Le chef n’était-il pas Adam, et non elle ?
La question posée par le serpent : elle témoigne du fait
que celui-ci était au courant de ce que Dieu avait dit à Adam lorsqu’il le créa
et le plaça en Eden : Genèse 2,16-17. Il
s’adresse subtilement à Eve, alors que c’est à Adam, le chef, que Dieu avait
donné Ses ordres. Elle est formulée de manière à ce que, dans la réponse d’Eve,
son attention soit inévitablement concentrée sur l’arbre interdit. Il y a déjà
une manœuvre de manipulation de sa part dans la façon dont il entre en dialogue
avec Eve. Ce n’est pas pour rien que la caractéristique majeure du serpent est
la ruse. La ruse, c’est l’intelligence au service de la tromperie, le propre
même de la manipulation. La question porte sur les termes exacts de ce que Dieu
a dit. C’est sur la Parole de Dieu, ses termes exacts, que le combat du diable
se porte. S’il peut nous amener à croire à une version atténuée ou quelque peu
faussée des termes que Dieu utilise lorsqu’Il parle, il a gagné. C’est pourquoi
Jésus lui répondra par les mots exacts de la Parole lorsque, en second Adam, il
sera lui aussi tenté : Luc 4,4.8.12. Que
Dieu nous accorde dans Sa grâce une compréhension claire et biblique des mots
qu’Il emploie pour dire les choses, donner Ses ordres et décrire la
réalité !
V 2 et 3 : qu’aurait dû faire Eve
face à la question posée ? La première chose est qu’elle aurait dû ne pas
répondre elle-même, mais renvoyer le serpent à Adam. Ce n’était pas à elle,
mais à lui de lui faire face. La première faute d’Adam a été son silence face à
l’initiative d’Eve de répondre au serpent. Comment les choses se sont-elles
exactement déroulées ? Nous ne le savons pas ! Eve était-elle seule
au début et son mari est-il venu en cours de conversation ? Ou était-il là
dès le début et a-t-il laissé faire ? Une des choses les plus étonnantes
dans le récit qui nous est rapporté est la passivité totale d’Adam. Il ne dit
rien et lorsqu’Eve prend le fruit, puis lui en donne, ne fait rien.

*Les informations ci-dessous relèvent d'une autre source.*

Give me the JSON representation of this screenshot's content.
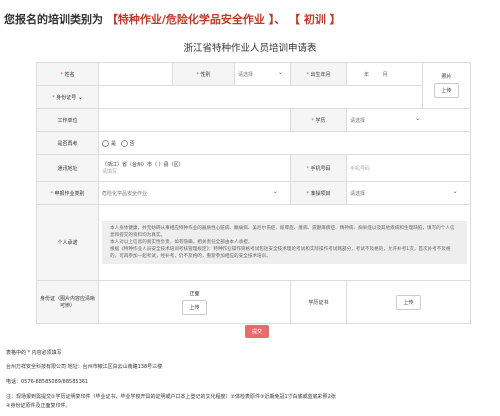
{
  "heading": {
    "prefix": "您报名的培训类别为",
    "category": "【特种作业/危险化学品安全作业 】、 【 初训 】"
  },
  "form_title": "浙江省特种作业人员培训申请表",
  "fields": {
    "name": "姓名",
    "gender": "性别",
    "gender_select": "请选择",
    "birth": "出生年月",
    "year": "年",
    "month": "月",
    "id_type": "身份证号",
    "photo": "照片",
    "upload": "上传",
    "work_unit": "工作单位",
    "education": "学历",
    "education_select": "请选择",
    "reexam": "是否再考",
    "yes": "是",
    "no": "否",
    "address": "通讯地址",
    "address_line": "（浙江）省（台州）市（          ）县（区）",
    "address_placeholder": "请填写",
    "phone": "手机号码",
    "phone_placeholder": "手机号码",
    "job_type": "申报作业类别",
    "job_type_value": "危险化学品安全作业",
    "project": "准操项目",
    "project_select": "请选择",
    "promise_label": "个人承诺",
    "promise_p1": "本人身体健康，并无妨碍从事相应特种作业的器质性心脏病、癫痫病、美尼尔氏症、眩晕症、癔病、震颤麻痹症、精神病、痴呆症以及其他疾病和生理缺陷，填写的个人信息和提交的资料均为真实。",
    "promise_p2": "本人对以上信息的真实性负责，如有隐瞒，相关责任全部由本人承担。",
    "promise_p3": "根据《特种作业人员安全技术培训考核管理规定》：特种作业操作资格考试包括安全技术理论考试和实际操作考试两部分，考试不及格的，允许补考1次，首次补考不及格的，可再参加一起考试，经补考，仍不及格的，重新参加相应的安全技术培训。",
    "id_card": "身份证（图片内容应清晰可辨）",
    "front": "正面",
    "certificate": "学历证书"
  },
  "submit": "提交",
  "footer": {
    "note": "表格中的 * 内容必须填写",
    "company": "台州万祥安全科技有限公司  地址：台州市椒江区白云山南路138号三楼",
    "phone": "电话：0576-88585089/88585361",
    "remark1": "注：现场报到需提交①学历证明复印件（毕业证书、毕业学校开具的证明或户口本上登记的文化程度）②体检表原件③近期免冠1寸白底或蓝底彩照2张",
    "remark2": "④身份证原件及正面复印件。"
  }
}
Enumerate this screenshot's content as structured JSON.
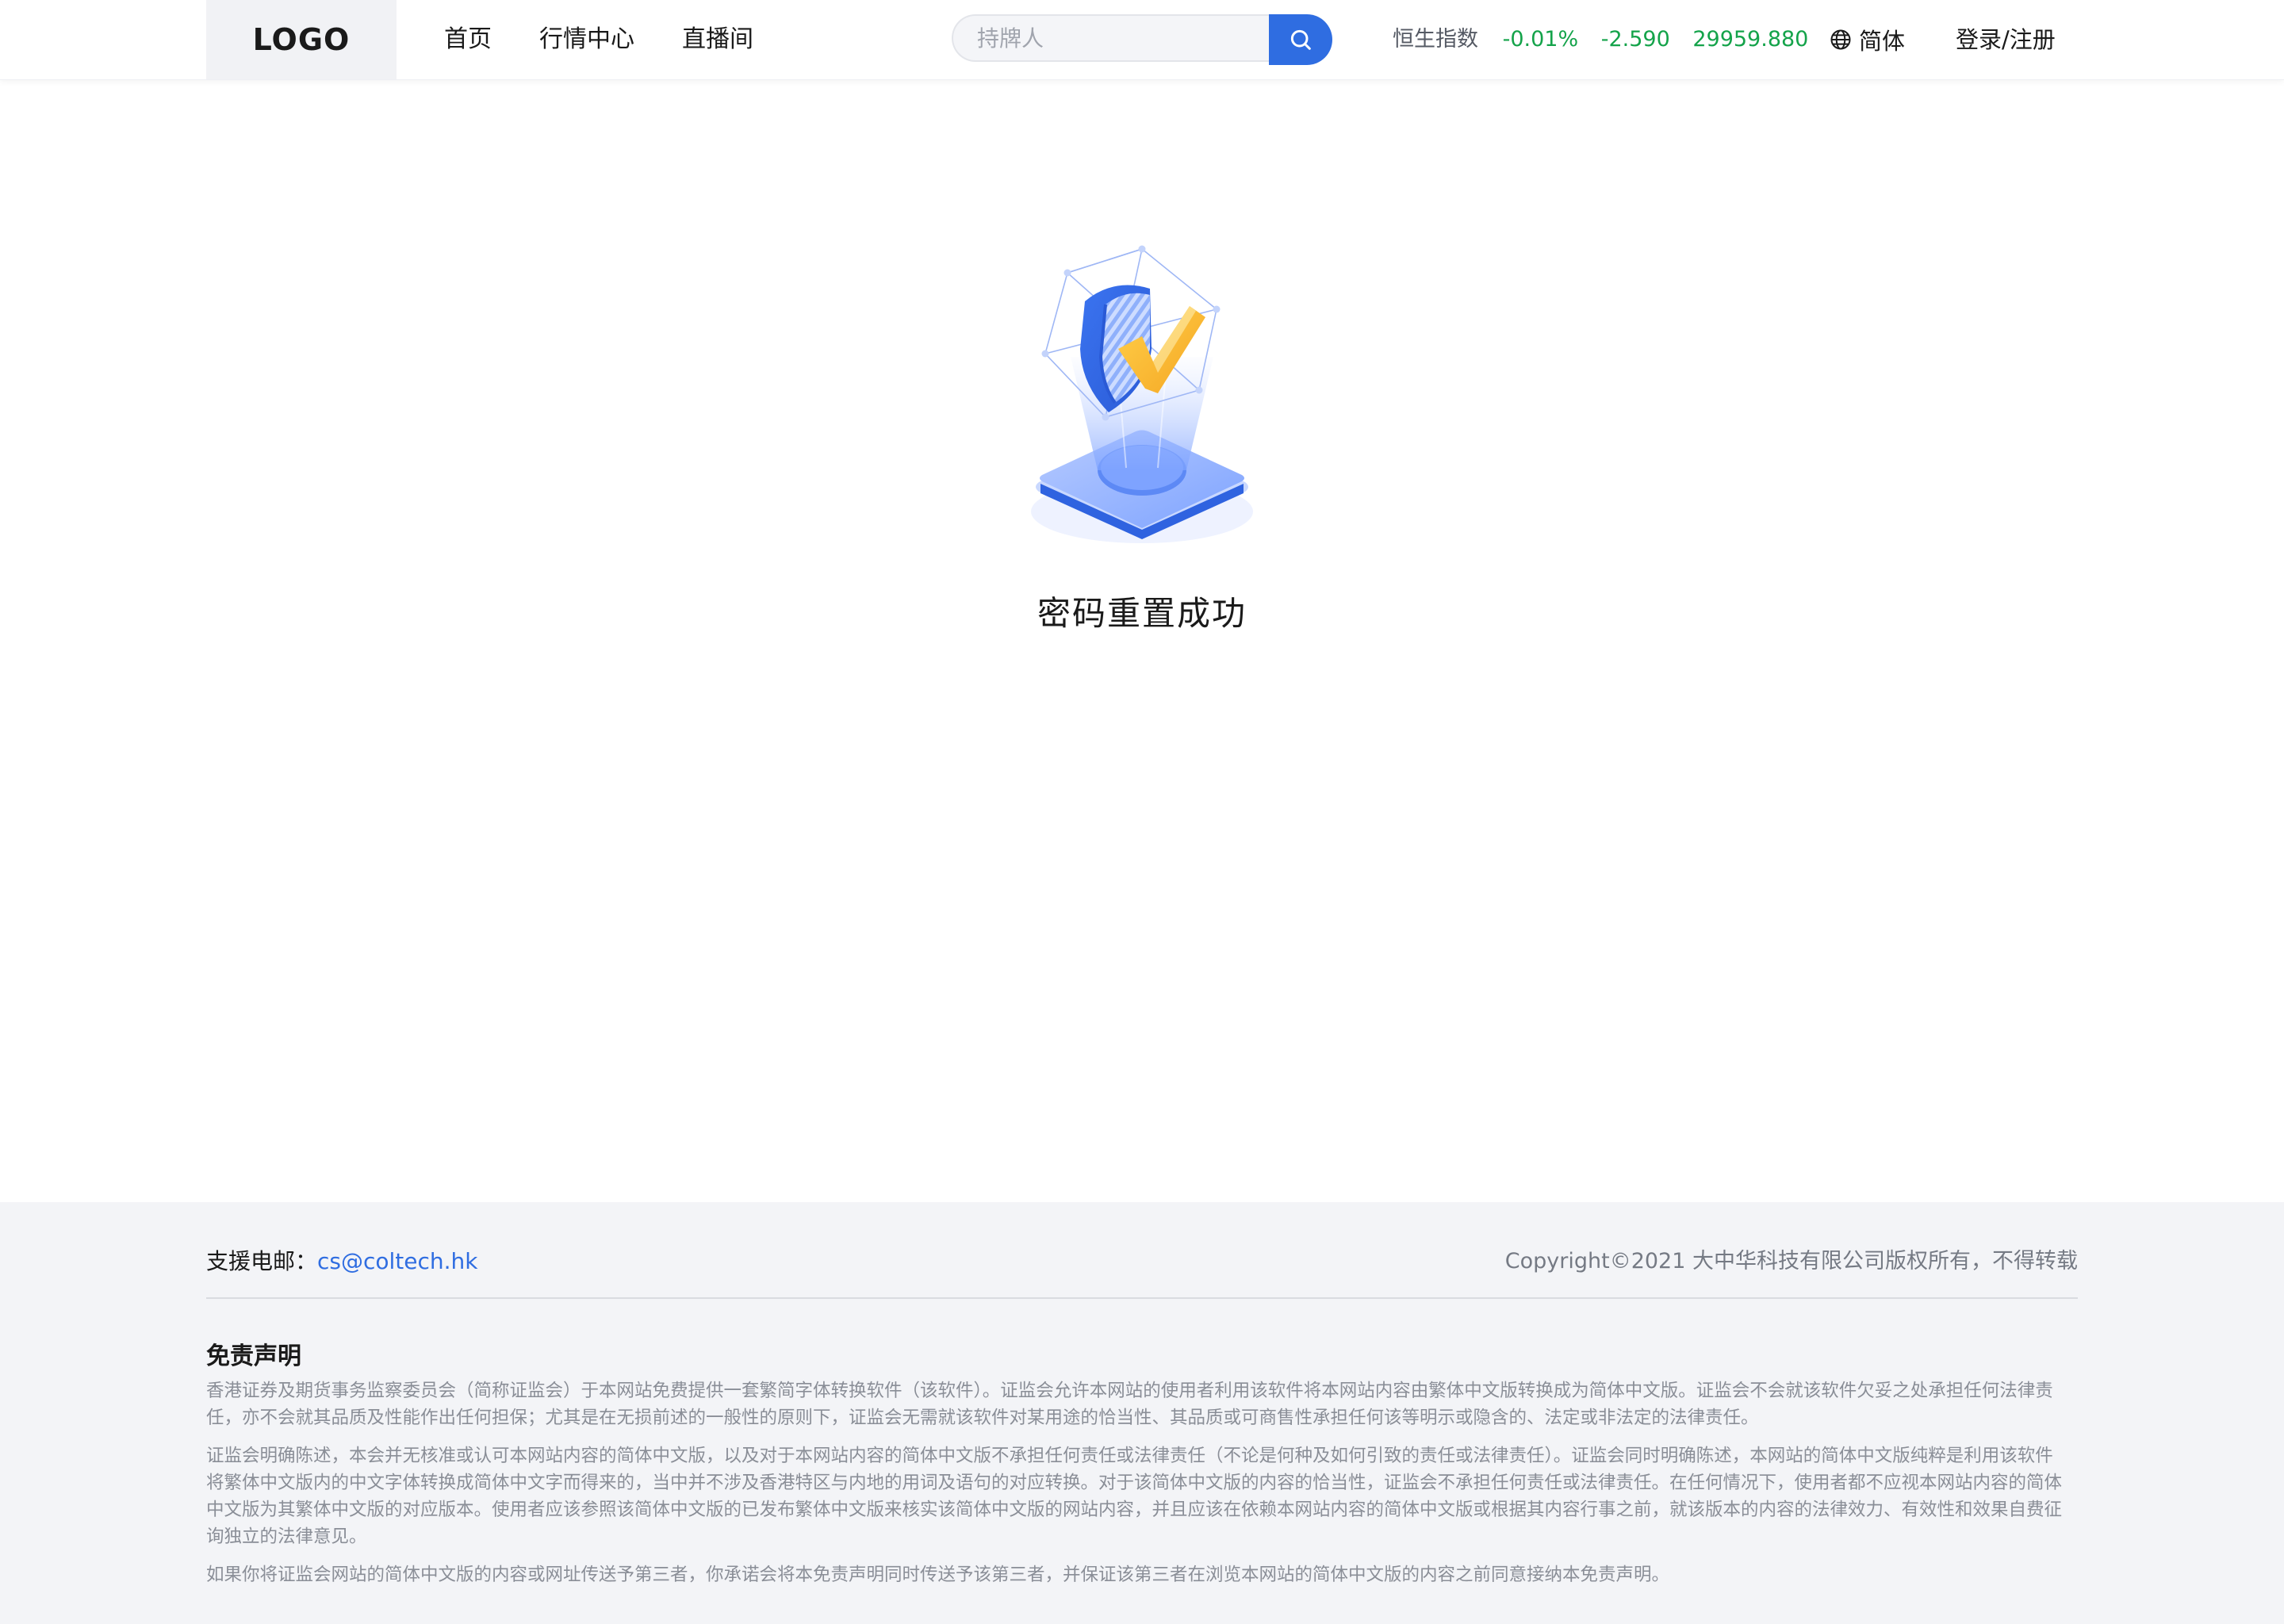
{
  "header": {
    "logo": "LOGO",
    "nav": {
      "home": "首页",
      "market": "行情中心",
      "live": "直播间"
    },
    "search": {
      "placeholder": "持牌人"
    },
    "index": {
      "name": "恒生指数",
      "change_pct": "-0.01%",
      "change": "-2.590",
      "value": "29959.880"
    },
    "language": "简体",
    "login": "登录/注册"
  },
  "main": {
    "title": "密码重置成功"
  },
  "footer": {
    "support_label": "支援电邮：",
    "support_email": "cs@coltech.hk",
    "copyright": "Copyright©2021 大中华科技有限公司版权所有，不得转载",
    "disclaimer_title": "免责声明",
    "disclaimer_paragraphs": [
      "香港证券及期货事务监察委员会（简称证监会）于本网站免费提供一套繁简字体转换软件（该软件）。证监会允许本网站的使用者利用该软件将本网站内容由繁体中文版转换成为简体中文版。证监会不会就该软件欠妥之处承担任何法律责任，亦不会就其品质及性能作出任何担保；尤其是在无损前述的一般性的原则下，证监会无需就该软件对某用途的恰当性、其品质或可商售性承担任何该等明示或隐含的、法定或非法定的法律责任。",
      "证监会明确陈述，本会并无核准或认可本网站内容的简体中文版，以及对于本网站内容的简体中文版不承担任何责任或法律责任（不论是何种及如何引致的责任或法律责任）。证监会同时明确陈述，本网站的简体中文版纯粹是利用该软件将繁体中文版内的中文字体转换成简体中文字而得来的，当中并不涉及香港特区与内地的用词及语句的对应转换。对于该简体中文版的内容的恰当性，证监会不承担任何责任或法律责任。在任何情况下，使用者都不应视本网站内容的简体中文版为其繁体中文版的对应版本。使用者应该参照该简体中文版的已发布繁体中文版来核实该简体中文版的网站内容，并且应该在依赖本网站内容的简体中文版或根据其内容行事之前，就该版本的内容的法律效力、有效性和效果自费征询独立的法律意见。",
      "如果你将证监会网站的简体中文版的内容或网址传送予第三者，你承诺会将本免责声明同时传送予该第三者，并保证该第三者在浏览本网站的简体中文版的内容之前同意接纳本免责声明。"
    ]
  },
  "colors": {
    "accent": "#2f6de1",
    "positive_green": "#14a34a",
    "footer_bg": "#f3f4f7"
  },
  "icons": {
    "search": "search-icon",
    "language": "globe-icon",
    "illustration": "shield-check-illustration"
  }
}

Dans sa réponse, Eve commence par rétablir la vérité. Alors
que Satan met dès le début l’accent sur ce qui n’a pas le droit d’être mangé,
Eve répond par ce qu’elle et son mari ont le droit de faire. La conversation
aurait dû s’arrêter là ou aurait dû prendre cette forme : « Si !

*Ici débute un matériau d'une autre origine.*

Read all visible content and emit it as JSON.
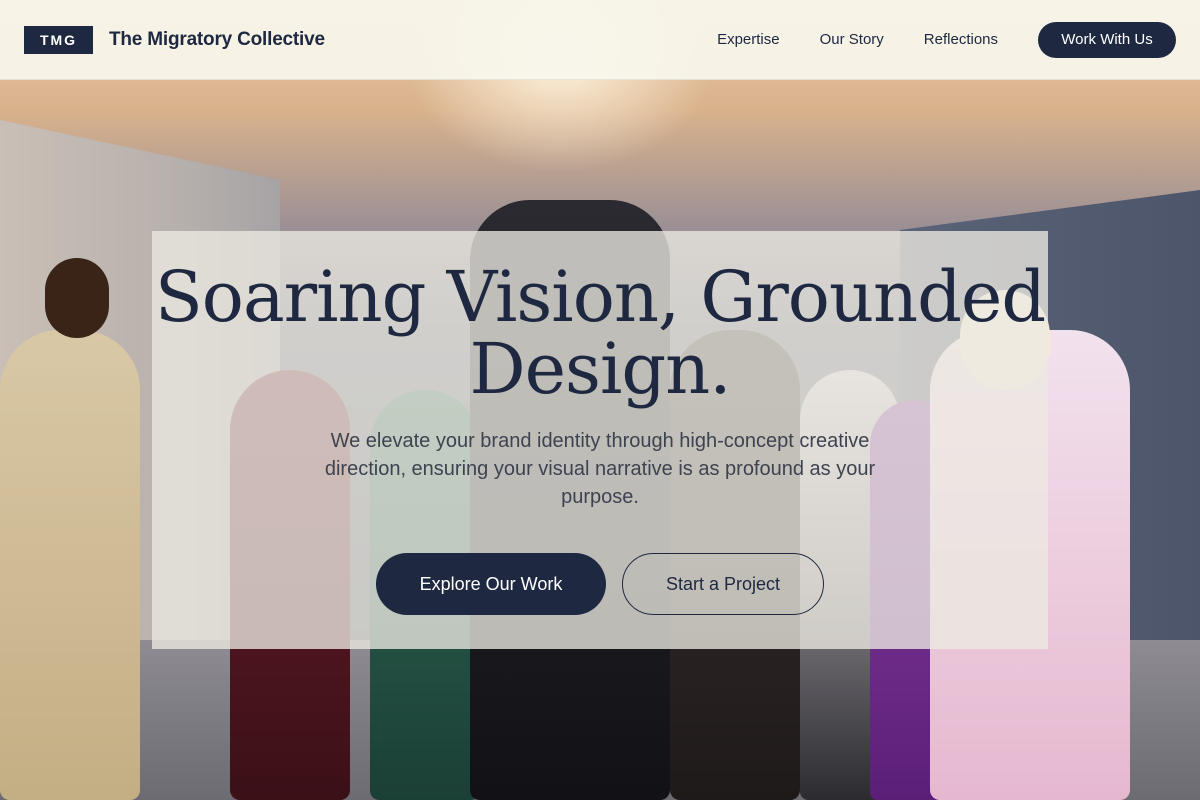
{
  "header": {
    "logo_text": "TMG",
    "brand_name": "The Migratory Collective",
    "nav": [
      {
        "label": "Expertise"
      },
      {
        "label": "Our Story"
      },
      {
        "label": "Reflections"
      }
    ],
    "cta_label": "Work With Us"
  },
  "hero": {
    "title_line1": "Soaring Vision, Grounded",
    "title_line2": "Design.",
    "subtitle": "We elevate your brand identity through high-concept creative direction, ensuring your visual narrative is as profound as your purpose.",
    "primary_button": "Explore Our Work",
    "secondary_button": "Start a Project"
  },
  "colors": {
    "brand_navy": "#1e2840",
    "header_background": "#f8f6ec",
    "button_text": "#ffffff"
  }
}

Dieu nous a donné le droit de manger de quantité de fruits des arbres du
jardin ! Il y en a tellement que cela nous suffit largement. Leur
abondance est le témoignage de la grande bonté de Dieu envers nous. Ce
témoignage nous suffit pour nous dire que si Dieu nous interdit quelque chose
dans le jardin, Ses raisons là aussi sont bonnes pour nous ! »
Mais Eve tombe dans le piège ! Elle donne plus
d’importance dans sa réponse à l’arbre interdit. Elle ajoute au commandement de
Dieu le fait même de ne pas y toucher. Cet ajout n’est pas mauvais en soi.

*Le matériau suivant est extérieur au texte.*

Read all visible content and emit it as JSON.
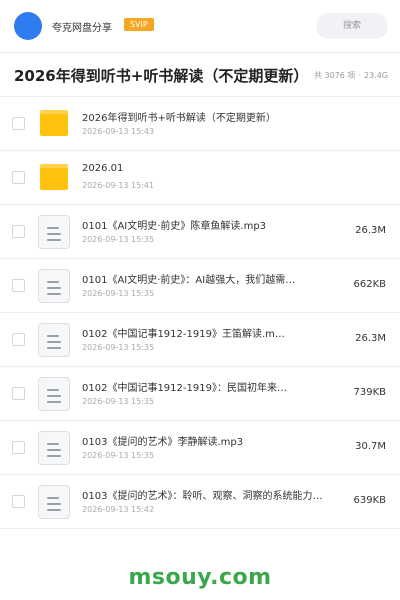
{
  "header": {
    "site_name": "夸克网盘分享",
    "vip_badge": "SVIP",
    "search_label": "搜索"
  },
  "title": "2026年得到听书+听书解读（不定期更新）",
  "summary": {
    "count": "共 3076 项",
    "separator": "·",
    "size": "23.4G"
  },
  "files": [
    {
      "type": "folder",
      "name": "2026年得到听书+听书解读（不定期更新）",
      "date": "2026-09-13 15:43",
      "size": ""
    },
    {
      "type": "folder",
      "name": "2026.01",
      "date": "2026-09-13 15:41",
      "size": ""
    },
    {
      "type": "file",
      "name": "0101《AI文明史·前史》陈章鱼解读.mp3",
      "date": "2026-09-13 15:35",
      "size": "26.3M"
    },
    {
      "type": "file",
      "name": "0101《AI文明史·前史》：AI越强大，我们越需…",
      "date": "2026-09-13 15:35",
      "size": "662KB"
    },
    {
      "type": "file",
      "name": "0102《中国记事1912-1919》王笛解读.m…",
      "date": "2026-09-13 15:35",
      "size": "26.3M"
    },
    {
      "type": "file",
      "name": "0102《中国记事1912-1919》：民国初年来…",
      "date": "2026-09-13 15:35",
      "size": "739KB"
    },
    {
      "type": "file",
      "name": "0103《提问的艺术》李静解读.mp3",
      "date": "2026-09-13 15:35",
      "size": "30.7M"
    },
    {
      "type": "file",
      "name": "0103《提问的艺术》：聆听、观察、洞察的系统能力…",
      "date": "2026-09-13 15:42",
      "size": "639KB"
    }
  ],
  "watermark": "msouy.com",
  "colors": {
    "accent": "#2f7bf0",
    "vip": "#f5a623",
    "folder": "#ffc20e",
    "watermark": "#3aa84a"
  }
}
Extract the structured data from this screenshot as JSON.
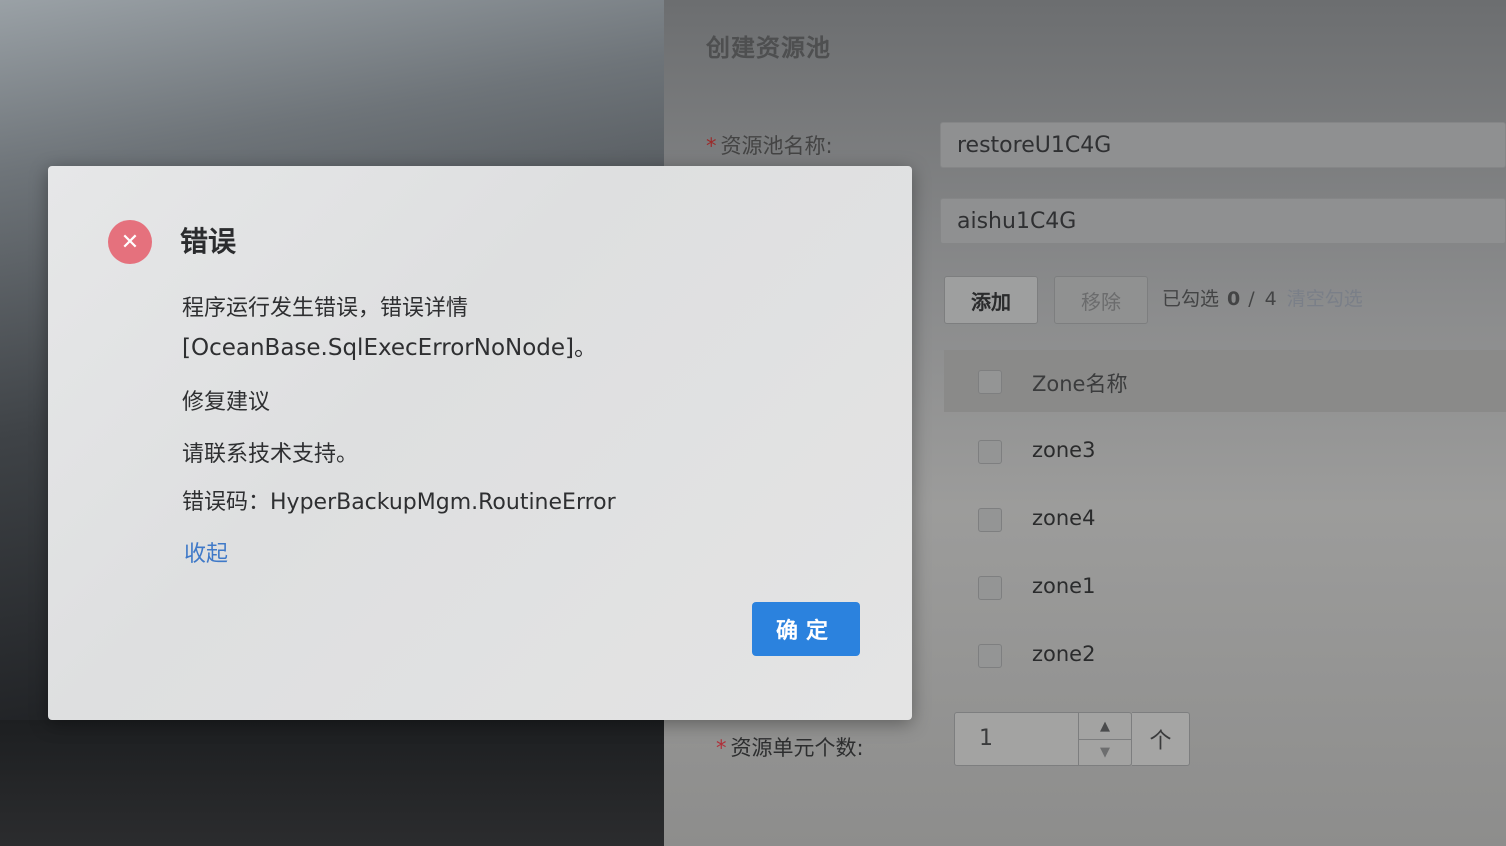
{
  "page": {
    "title": "创建资源池",
    "pool_name_label": "资源池名称:",
    "pool_name_value": "restoreU1C4G",
    "unit_value": "aishu1C4G",
    "add_label": "添加",
    "remove_label": "移除",
    "selected_prefix": "已勾选",
    "selected_count": "0",
    "separator": "/",
    "total_count": "4",
    "clear_label": "清空勾选",
    "zone_header": "Zone名称",
    "zones": [
      "zone3",
      "zone4",
      "zone1",
      "zone2"
    ],
    "unit_count_label": "资源单元个数:",
    "unit_count_value": "1",
    "unit_suffix": "个",
    "required_mark": "*"
  },
  "modal": {
    "title": "错误",
    "message_line1": "程序运行发生错误，错误详情",
    "message_line2": "[OceanBase.SqlExecErrorNoNode]。",
    "fix_heading": "修复建议",
    "fix_text": "请联系技术支持。",
    "error_code": "错误码：HyperBackupMgm.RoutineError",
    "collapse_label": "收起",
    "ok_label": "确定"
  },
  "icons": {
    "error": "close-circle-icon",
    "up": "caret-up-icon",
    "down": "caret-down-icon"
  },
  "colors": {
    "primary": "#2b82de",
    "error": "#e5717d",
    "link": "#3f79c8"
  }
}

Quand quelque chose est interdit et mortel, la meilleure façon de s’en
préserver est de s’en tenir à distance, de ne pas l’approcher. L’ajout d’Eve
témoigne qu’elle avait compris quelle implication concrète avait pour elle
l’avertissement de Dieu au sujet de l’arbre. Mais le fait demeure :
l’arbre interdit est au cœur de la conversation. Il occulte tout le reste et
devient l’objet premier de l’attention d’Eve, ce à quoi voulait aboutir le
serpent.
V 4 et 5 : à partir de là, tout le
discours du serpent poursuivra un seul but : démystifier la menace qui
pèse sur le fruit de l’arbre interdit. Et à ce sujet, Satan s’est montré un
expert. Alors que la menace formulée par Dieu est encore dans la bouche d’Eve,
il la nie. Puis il poursuit en disant qu’au contraire, le fait de transgresser
l’interdit ne leur nuira pas, mais apportera un plus à leur condition qu’ils ne
connaissent pas encore : être comme des dieux. La seule manière de
convaincre un homme de faire ce qui est mal est non seulement de nier les
conséquences que ce mal aura sur sa vie, mais de lui faire croire que le mal
qu’il fera lui apportera en fait un bien. Le fruit de l’arbre de la
connaissance du bien et du mal n’est pas encore mangé par Eve que son poison
est déjà distillé dans son esprit par les propos du diable.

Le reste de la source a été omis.